Courtesy of DS1. He had some birthday money just burning a hole in his pocket and disrupting his ability to sleep or concentrate on anything other than his choices for means by which to stimulate the economy. (the shopping genes are dominat, apparently.)
So, we made a stop @ Best Buy this afternoon where, after much indecision and a few “discussions” with me about why he wasn’t buying this or that game with violence ratings (for the bazillionth time) he settled on Civilization IV. He already likes SimCity 4 which is, apparently, similar but on a much smaller scale both in terms of space and time. There was a man in the games aisle who plays many many hours of various computer games as he’s recovering from double knee surgery.
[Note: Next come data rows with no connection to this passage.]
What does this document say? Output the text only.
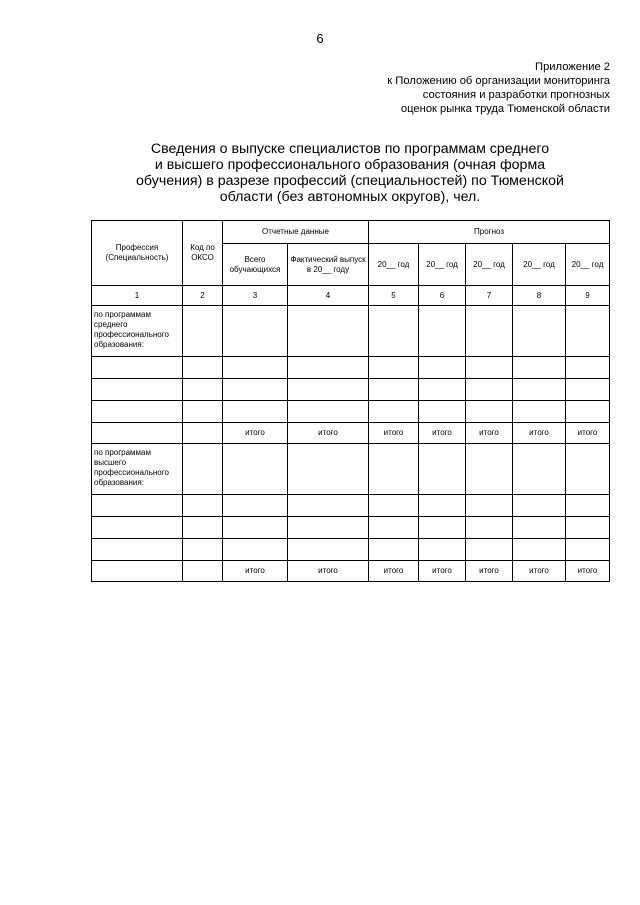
6
Приложение 2
к Положению об организации мониторинга
состояния и разработки прогнозных
оценок рынка труда Тюменской области
Сведения о выпуске специалистов по программам среднего
и высшего профессионального образования (очная форма
обучения) в разрезе профессий (специальностей) по Тюменской
области (без автономных округов), чел.
Профессия (Специальность)	Код по ОКСО	Отчетные данные		Прогноз				
		Всего обучающихся	Фактический выпуск в 20__ году	20__ год	20__ год	20__ год	20__ год	20__ год
1	2	3	4	5	6	7	8	9
по программам среднего профессионального образования:								

		итого	итого	итого	итого	итого	итого	итого
по программам высшего профессионального образования:								

		итого	итого	итого	итого	итого	итого	итого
He totally sold DS1 on the coolness of it – I think the talk about getting science points for building observatories and the like was what put it over the top.
So, as we’re driving home DS3 asks “do you have battles in that game?” Mostly, I’m sure because I told him he couldn’t get any more sequels to Command and Conquer which is just really all about war strategy. I suspect DS3 was trying to figure out if they just put one over on me by ending up with a game with battles anyway. (Go ahead and picture me rolling my eyes.)
DS1, in his infinite wisdom (and because he’s suddenly already an expert even though the game is not even installed yet) responds “Of course. You can’t get a society from the Stone Age to the Space Age without winning a few battles.”
Maybe this game with have a stealth lesson about hypothetical peaceful societies. Of course, what fun would that be?